I had asked salvia a question about healing, but the plant does not answer in words: It plays a movie for the mind’s eye. It reflected the parts of myself that are insecure, my soft spots, which somehow helped me see myself better. There is nothing mammalian about the interface between salvia and human consciousness so interpretation of the experience can be hard to put into words. My inability to describe the nature of these salvia insights was obvious even before I came down. Trying to capture what was most sublime about this experience would prove to be a difficult and somewhat futile exercise.
The plant did not seem overly concerned about my question, or “healing” — although the orgasm might be considered a gift along those lines. Eating the salvia in the traditional way was better. As salvia is neither human nor animal, communication with it feels awkward and alien — as plant to human interaction would be.
(In the year 2001 my partner died of pancreatic cancer. I moved out of our home and downsized into a one-bedroom city apartment. It was a dark time for me. I barely worked and stayed home alone, grieving in solitude.)
April 15, 2002 ~ Salvia Trip Report #4
(Smoked three successive bong hits.)
I decided to try it again, home alone. I took three hits and then expectantly looked around. My room appeared normal. Nothing changed, I wondered what was happening with the salvia and a tiny bit of disappointment entered my mind. In my stream of consciousness a thought rose to the surface of my mind mutely asking, “Is that all?”

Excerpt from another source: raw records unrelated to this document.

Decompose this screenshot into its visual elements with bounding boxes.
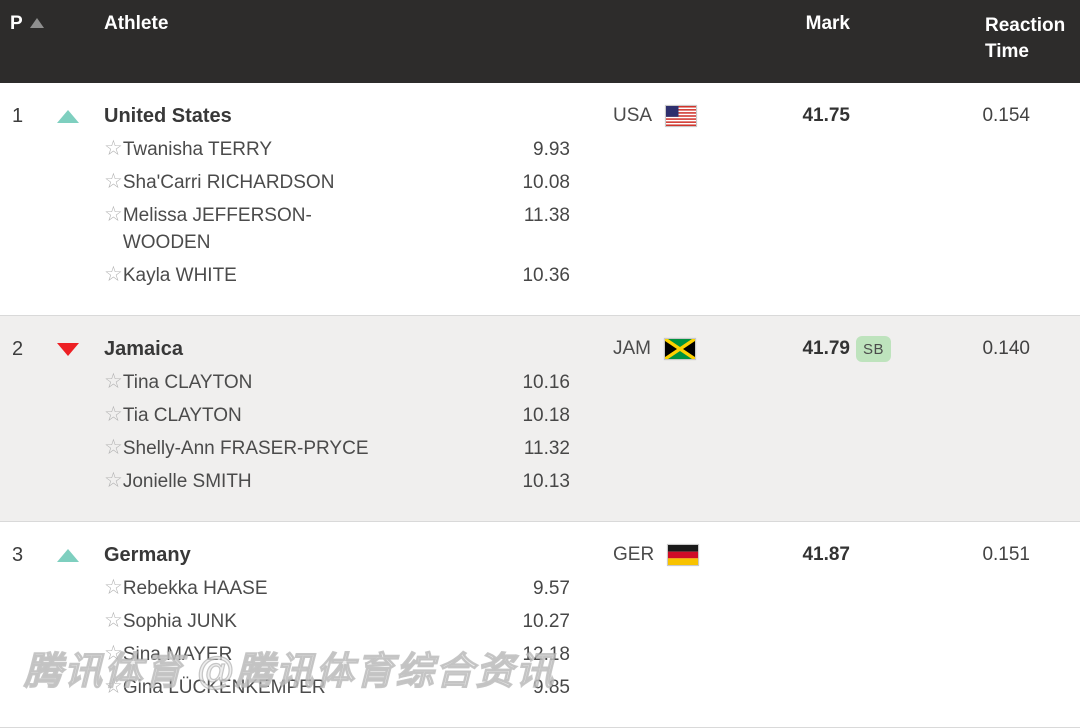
reaction-time-value: 0.154 — [982, 105, 1030, 126]
favorite-star-icon[interactable]: ☆ — [104, 137, 123, 160]
favorite-star-icon[interactable]: ☆ — [104, 675, 123, 698]
athlete-row: ☆ Sophia JUNK 10.27 — [104, 608, 570, 635]
country-code: GER — [613, 544, 655, 565]
team-name: Jamaica — [104, 338, 183, 360]
team-name: United States — [104, 105, 232, 127]
athlete-name: Melissa JEFFERSON-WOODEN — [122, 205, 312, 253]
favorite-star-icon[interactable]: ☆ — [104, 436, 123, 459]
athlete-name: Twanisha TERRY — [122, 139, 273, 160]
country-code: USA — [613, 105, 653, 126]
trend-up-icon — [57, 110, 79, 123]
trend-up-icon — [57, 549, 79, 562]
athlete-row: ☆ Sha'Carri RICHARDSON 10.08 — [104, 169, 570, 196]
mark-value: 41.79 — [802, 338, 850, 359]
athlete-name: Tina CLAYTON — [122, 372, 253, 393]
season-best-badge: SB — [856, 336, 892, 362]
favorite-star-icon[interactable]: ☆ — [104, 609, 123, 632]
athlete-row: ☆ Tia CLAYTON 10.18 — [104, 402, 570, 429]
athlete-name: Kayla WHITE — [122, 265, 237, 286]
athlete-split: 10.18 — [522, 405, 570, 426]
germany-flag-icon — [667, 544, 700, 566]
athlete-split: 10.27 — [522, 611, 570, 632]
favorite-star-icon[interactable]: ☆ — [104, 370, 123, 393]
reaction-time-header-label: Reaction Time — [985, 15, 1066, 62]
athlete-name: Rebekka HAASE — [122, 578, 268, 599]
position-number: 1 — [12, 105, 24, 127]
jamaica-flag-icon — [664, 338, 696, 360]
favorite-star-icon[interactable]: ☆ — [104, 203, 123, 226]
athlete-name: Gina LÜCKENKEMPER — [122, 677, 326, 698]
reaction-time-value: 0.140 — [982, 338, 1030, 359]
athlete-row: ☆ Jonielle SMITH 10.13 — [104, 468, 570, 495]
athlete-split: 11.32 — [523, 438, 570, 459]
trend-down-icon — [57, 343, 79, 356]
athlete-name: Tia CLAYTON — [122, 405, 242, 426]
athlete-split: 9.57 — [533, 578, 570, 599]
mark-header-label: Mark — [805, 13, 850, 34]
athlete-split: 11.38 — [523, 205, 570, 226]
position-header-label: P — [10, 13, 23, 34]
position-number: 2 — [12, 338, 24, 360]
athlete-row: ☆ Shelly-Ann FRASER-PRYCE 11.32 — [104, 435, 570, 462]
team-name: Germany — [104, 544, 191, 566]
team-row-jamaica: 2 Jamaica ☆ Tina CLAYTON 10.16 ☆ Tia CLA… — [0, 316, 1080, 522]
team-row-germany: 3 Germany ☆ Rebekka HAASE 9.57 ☆ Sophia … — [0, 522, 1080, 728]
athlete-row: ☆ Tina CLAYTON 10.16 — [104, 369, 570, 396]
athlete-row: ☆ Melissa JEFFERSON-WOODEN 11.38 — [104, 202, 570, 256]
sort-ascending-icon — [29, 18, 44, 28]
country-code: JAM — [613, 338, 651, 359]
mark-value: 41.87 — [802, 544, 850, 565]
athlete-name: Sha'Carri RICHARDSON — [122, 172, 335, 193]
athlete-name: Sophia JUNK — [122, 611, 237, 632]
athlete-row: ☆ Kayla WHITE 10.36 — [104, 262, 570, 289]
athlete-split: 12.18 — [522, 644, 570, 665]
favorite-star-icon[interactable]: ☆ — [104, 263, 123, 286]
position-sort-header[interactable]: P — [0, 13, 46, 35]
favorite-star-icon[interactable]: ☆ — [104, 403, 123, 426]
athlete-name: Jonielle SMITH — [122, 471, 252, 492]
favorite-star-icon[interactable]: ☆ — [104, 576, 123, 599]
athlete-split: 9.93 — [533, 139, 570, 160]
table-header: P Athlete Mark Reaction Time — [0, 0, 1080, 83]
athlete-row: ☆ Sina MAYER 12.18 — [104, 641, 570, 668]
athlete-name: Sina MAYER — [122, 644, 233, 665]
athlete-name: Shelly-Ann FRASER-PRYCE — [122, 438, 369, 459]
team-row-united-states: 1 United States ☆ Twanisha TERRY 9.93 ☆ … — [0, 83, 1080, 316]
favorite-star-icon[interactable]: ☆ — [104, 469, 123, 492]
athlete-split: 9.85 — [533, 677, 570, 698]
position-number: 3 — [12, 544, 24, 566]
athlete-row: ☆ Twanisha TERRY 9.93 — [104, 136, 570, 163]
athlete-split: 10.13 — [522, 471, 570, 492]
athlete-split: 10.36 — [522, 265, 570, 286]
usa-flag-icon — [665, 105, 698, 127]
reaction-time-value: 0.151 — [982, 544, 1030, 565]
athlete-split: 10.08 — [522, 172, 570, 193]
athlete-row: ☆ Rebekka HAASE 9.57 — [104, 575, 570, 602]
athlete-header-label: Athlete — [104, 13, 169, 34]
athlete-row: ☆ Gina LÜCKENKEMPER 9.85 — [104, 674, 570, 701]
favorite-star-icon[interactable]: ☆ — [104, 170, 123, 193]
athlete-split: 10.16 — [522, 372, 570, 393]
mark-value: 41.75 — [802, 105, 850, 126]
favorite-star-icon[interactable]: ☆ — [104, 642, 123, 665]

Compared to my trip a couple of years ago, I guess it didn’t seem like much.
“Is that all?”
Suddenly, the salvia seized upon the thought and turned it against me, like a giant club. It struck my brain, the words became a weapon, a heavy bat and it slammed back into my consciousness again and again and again:
“IS THAT ALL! IS THAT ALL! IS THAT ALL! IS THAT ALL! IS THAT ALL! IS THAT ALL! IS THAT ALL! IS THAT ALL! IS THAT ALL! IS THAT ALL! . . .” it shouted back. The salvia hit me with the words over and over, the sensation was physical, not auditory. It went on and on, with no sign of stopping or slowing. It was both physically and emotionally painful. I was grateful when about 10 minutes it became quieter, 10 minutes after that it was only a murmur and eventually it faded away.

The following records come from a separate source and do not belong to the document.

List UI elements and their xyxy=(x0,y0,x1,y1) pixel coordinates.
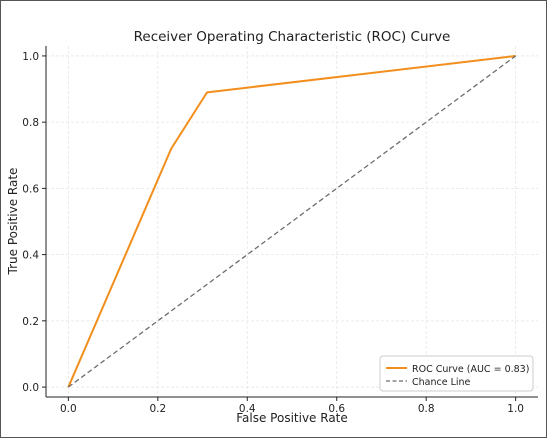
x-axis-label: False Positive Rate xyxy=(236,411,348,425)
legend-label-roc: ROC Curve (AUC = 0.83) xyxy=(412,364,529,375)
y-tick-label: 0.6 xyxy=(22,183,39,195)
y-axis-label: True Positive Rate xyxy=(6,168,20,276)
y-tick-label: 0.4 xyxy=(22,250,39,262)
x-ticks: 0.0 0.2 0.4 0.6 0.8 1.0 xyxy=(60,397,524,415)
x-tick-label: 0.0 xyxy=(60,403,77,415)
plot-axes xyxy=(45,46,538,398)
x-tick-label: 0.8 xyxy=(418,403,435,415)
plot-background xyxy=(46,46,538,397)
y-tick-label: 1.0 xyxy=(22,51,39,63)
legend: ROC Curve (AUC = 0.83) Chance Line xyxy=(379,355,534,392)
y-tick-label: 0.8 xyxy=(22,117,39,129)
legend-box xyxy=(379,355,534,392)
x-tick-label: 0.6 xyxy=(328,403,345,415)
chance-line xyxy=(67,55,517,388)
y-ticks: 0.0 0.2 0.4 0.6 0.8 1.0 xyxy=(22,51,46,394)
legend-label-chance: Chance Line xyxy=(412,377,471,388)
roc-curve-line xyxy=(67,54,516,388)
x-tick-label: 0.2 xyxy=(149,403,166,415)
y-tick-label: 0.2 xyxy=(22,316,39,328)
y-tick-label: 0.0 xyxy=(22,382,39,394)
series-lines xyxy=(67,54,517,388)
grid-lines xyxy=(46,46,538,397)
x-tick-label: 1.0 xyxy=(507,403,524,415)
chart-title: Receiver Operating Characteristic (ROC) … xyxy=(134,29,451,45)
x-tick-label: 0.4 xyxy=(239,403,256,415)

That was the last time I did salvia. “Set and setting” are a big part of our psychedelic experiences and I was depressed when I took it this final time. Also, I smoked it, rather than carrying out a traditional ceremony as I had before. Whatever the reason, it was traumatic enough to permanently extinguish my curiosity. I have a deep respect for The Shepardess, but I don’t need to meet her again.